Röportaj: Adnan DENİZ - Fotoğraf: Deniz KURUŞ
- “Başına buyruk hayallerin” en evhamlısını onda hissedersiniz. Zihni biraz dağınıktır ama yüreği bir bütün! An gelir Mem Ararat’ın; “dıl dısoje” bestesinde doğulu küçük bir kız çocuğuna hayat verir; an gelir batının en zarif kadını Wirginia Wolf’un satır aralarındaki modernizmle sorgular yaşama dair her şeyi. Duygusal yaşı büyükçedir ama yüreği Didem Madak’ın “Grapon Kağıtları’ndaki” 18’lik şiirleri gibi genceciktir. Bir yıl içerisinde giydiği şık kıyafetlerin renk skalasını takip ederseniz gözünüzde bir gökkuşağı canlanır. Mavinin ve yeşilin her tonunu onda görürsünüz. Bazen bordo bazen mor, bazen lacivert bazen de turuncu olur yalnızlıkları! Ama en çok masmavi bir deniz gibidir o! Dalgalı mı dalgalı! Bazen havanın aydınlanmadığı bazen de güneşin hiç batmadığı duygular alemidir... Deniz Zeybek; “kaderin bütün anları”dır… Coşkun bir şair gibidir pınarlarından mavinin aktığı. Her ülkenin renklerini ve kokularını duymak istemiş gibi kibar bir edası, “portakal çiçekleri” nazikliğinde asil bir duruşu var. “Ve bir son dakika haberi” kadar da heyecan doludur! Onunla konuşurken dalgalar öylesine yükseliyor ki, başınız göğe eriyor adeta. Şubat doğumludur. Aykırı mı aykırıdır! Matemlidir! Duyguludur! Hatta öfke doludur… Yolu Slyvia Plath’ın yoludur! Ahmet Erhan ve Nilgün Marmara onun için apayrıdır. Bir yaradan var onun için gerisi hep aynıdır! En çok sevdikleri ya şubatta doğmuş ya da şubatta ölmüştür. Bu yüzden duygularını “Şubat Öksüzleri” adlı şiirine şöyle aktarmıştır. “Sanma ki bu şiir sana / Ne Sylvia’ya ne Marmara’ya / Bu şiir yaşamaktan öte bir seçeneği kalmayan bana / Bu şiir şubat enkazının sağ kalanlarına!...

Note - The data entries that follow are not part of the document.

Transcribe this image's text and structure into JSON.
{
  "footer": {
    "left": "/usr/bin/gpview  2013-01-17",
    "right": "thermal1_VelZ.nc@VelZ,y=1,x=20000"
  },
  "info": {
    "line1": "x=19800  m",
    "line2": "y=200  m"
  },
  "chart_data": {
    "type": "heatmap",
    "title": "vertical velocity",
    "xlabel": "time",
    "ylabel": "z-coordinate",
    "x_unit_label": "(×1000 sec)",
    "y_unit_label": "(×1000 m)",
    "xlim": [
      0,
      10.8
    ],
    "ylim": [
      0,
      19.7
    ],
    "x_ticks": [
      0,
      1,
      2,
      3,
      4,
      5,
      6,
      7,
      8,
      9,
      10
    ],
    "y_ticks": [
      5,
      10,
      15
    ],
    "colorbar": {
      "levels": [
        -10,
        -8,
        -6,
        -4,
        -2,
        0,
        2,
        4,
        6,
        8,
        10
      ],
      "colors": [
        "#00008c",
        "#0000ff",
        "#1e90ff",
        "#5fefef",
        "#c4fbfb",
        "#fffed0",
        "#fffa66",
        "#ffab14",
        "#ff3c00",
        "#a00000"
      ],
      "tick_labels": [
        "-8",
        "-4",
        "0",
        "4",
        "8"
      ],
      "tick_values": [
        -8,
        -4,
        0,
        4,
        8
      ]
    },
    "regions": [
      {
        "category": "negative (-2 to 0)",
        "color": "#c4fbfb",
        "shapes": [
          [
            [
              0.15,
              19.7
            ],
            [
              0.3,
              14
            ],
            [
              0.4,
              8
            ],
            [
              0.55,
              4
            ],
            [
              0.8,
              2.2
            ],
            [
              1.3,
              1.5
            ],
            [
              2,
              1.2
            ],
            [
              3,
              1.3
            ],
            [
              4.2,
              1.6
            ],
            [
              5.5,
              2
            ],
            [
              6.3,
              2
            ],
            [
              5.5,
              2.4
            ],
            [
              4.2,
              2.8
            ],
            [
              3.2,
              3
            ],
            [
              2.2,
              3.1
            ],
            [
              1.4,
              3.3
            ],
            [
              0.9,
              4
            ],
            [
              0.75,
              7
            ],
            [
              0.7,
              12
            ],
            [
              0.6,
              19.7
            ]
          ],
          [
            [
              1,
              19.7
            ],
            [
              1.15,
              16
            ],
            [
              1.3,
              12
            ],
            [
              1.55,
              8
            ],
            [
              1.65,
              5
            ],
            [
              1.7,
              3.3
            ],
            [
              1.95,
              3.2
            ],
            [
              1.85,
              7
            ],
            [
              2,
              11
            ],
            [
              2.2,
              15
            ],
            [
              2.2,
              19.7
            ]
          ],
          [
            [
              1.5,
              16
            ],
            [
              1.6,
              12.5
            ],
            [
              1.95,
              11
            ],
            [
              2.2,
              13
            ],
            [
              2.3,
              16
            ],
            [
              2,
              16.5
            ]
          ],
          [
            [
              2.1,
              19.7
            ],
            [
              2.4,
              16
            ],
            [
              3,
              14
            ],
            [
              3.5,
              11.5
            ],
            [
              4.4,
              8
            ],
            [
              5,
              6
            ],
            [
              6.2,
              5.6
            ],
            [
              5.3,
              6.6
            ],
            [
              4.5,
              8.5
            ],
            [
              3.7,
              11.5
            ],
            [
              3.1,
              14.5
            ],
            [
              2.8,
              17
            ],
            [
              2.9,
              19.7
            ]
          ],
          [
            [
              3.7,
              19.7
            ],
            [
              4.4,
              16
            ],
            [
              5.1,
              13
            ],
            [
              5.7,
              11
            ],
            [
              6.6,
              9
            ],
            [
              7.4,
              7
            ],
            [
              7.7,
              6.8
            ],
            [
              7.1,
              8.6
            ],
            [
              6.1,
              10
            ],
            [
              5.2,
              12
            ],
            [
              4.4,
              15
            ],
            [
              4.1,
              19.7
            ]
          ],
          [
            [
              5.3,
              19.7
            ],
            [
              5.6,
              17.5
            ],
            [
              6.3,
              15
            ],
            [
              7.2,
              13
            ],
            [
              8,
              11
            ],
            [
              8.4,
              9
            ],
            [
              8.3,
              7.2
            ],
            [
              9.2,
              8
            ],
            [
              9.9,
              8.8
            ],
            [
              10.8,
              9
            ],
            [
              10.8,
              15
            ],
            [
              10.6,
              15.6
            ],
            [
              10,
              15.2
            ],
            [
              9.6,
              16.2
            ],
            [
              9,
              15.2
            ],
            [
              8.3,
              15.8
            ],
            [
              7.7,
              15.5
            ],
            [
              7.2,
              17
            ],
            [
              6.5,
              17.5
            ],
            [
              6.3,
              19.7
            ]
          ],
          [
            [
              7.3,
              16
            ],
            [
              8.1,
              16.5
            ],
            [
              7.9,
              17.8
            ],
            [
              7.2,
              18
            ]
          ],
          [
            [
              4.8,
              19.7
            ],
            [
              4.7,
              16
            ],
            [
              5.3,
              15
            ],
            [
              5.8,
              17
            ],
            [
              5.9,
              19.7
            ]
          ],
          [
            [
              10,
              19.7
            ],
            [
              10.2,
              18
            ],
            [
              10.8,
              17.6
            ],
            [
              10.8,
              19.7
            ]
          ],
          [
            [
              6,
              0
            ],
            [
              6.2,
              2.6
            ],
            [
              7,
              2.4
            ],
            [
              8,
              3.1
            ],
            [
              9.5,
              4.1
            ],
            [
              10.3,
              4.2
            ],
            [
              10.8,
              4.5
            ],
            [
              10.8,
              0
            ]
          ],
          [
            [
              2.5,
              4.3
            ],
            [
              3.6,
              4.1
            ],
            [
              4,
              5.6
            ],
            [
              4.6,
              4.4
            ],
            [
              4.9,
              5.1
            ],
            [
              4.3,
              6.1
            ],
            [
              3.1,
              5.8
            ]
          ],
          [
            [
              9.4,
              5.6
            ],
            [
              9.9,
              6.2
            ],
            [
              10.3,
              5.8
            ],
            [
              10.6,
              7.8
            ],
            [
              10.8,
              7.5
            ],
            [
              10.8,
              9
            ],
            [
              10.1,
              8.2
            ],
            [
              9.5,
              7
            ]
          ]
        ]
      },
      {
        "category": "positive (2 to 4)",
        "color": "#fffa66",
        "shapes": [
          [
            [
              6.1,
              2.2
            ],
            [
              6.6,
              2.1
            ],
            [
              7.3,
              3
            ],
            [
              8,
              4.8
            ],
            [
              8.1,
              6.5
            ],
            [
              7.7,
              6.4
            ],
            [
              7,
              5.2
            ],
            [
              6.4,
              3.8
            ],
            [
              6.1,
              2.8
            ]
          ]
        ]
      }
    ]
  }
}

Hem Karadeniz hem Akdeniz ikliminin insanıdır Deniz Zeybek. Neşeli, azimli ve becerikli yanını Karadeniz’den sıcakkanlı ve tez canlılığını da Akdeniz’den almış olmalı. Genç yaşına birçok şey sığdırmış, sözcüklerin gizemli dünyasına henüz 7 yaşındayken kapı aralamış, “Orhan Veli” edebiyat aleminde tanıdığı ilk örnek isim olmuştur. İlk okul sıralarındayken arkadaşlarına yazdığı “çocuk yürekli” şiirlerden yıllar sonra iki kadim esere imza atacak Zeybek’in şiir tadındaki hayatına konuk oluyor, kendisini daha yakından tanıma imkânı buluyoruz. Kastamonu’nun Tosya ilçesinden Adana’nın Ayas’ına oradan İstanbul’a uzanan dalgalı bir hayatın izini sürüyoruz… Laleli-Aksaray arasında bir akşam üstü buluşuyoruz gazeteci-şair Deniz Zeybek’le. “Konuşacaklarımız var” başlığında topladığımız bir demet mühim meseleyi konuşmak üzere bozdoğan kemerinde oturuyoruz…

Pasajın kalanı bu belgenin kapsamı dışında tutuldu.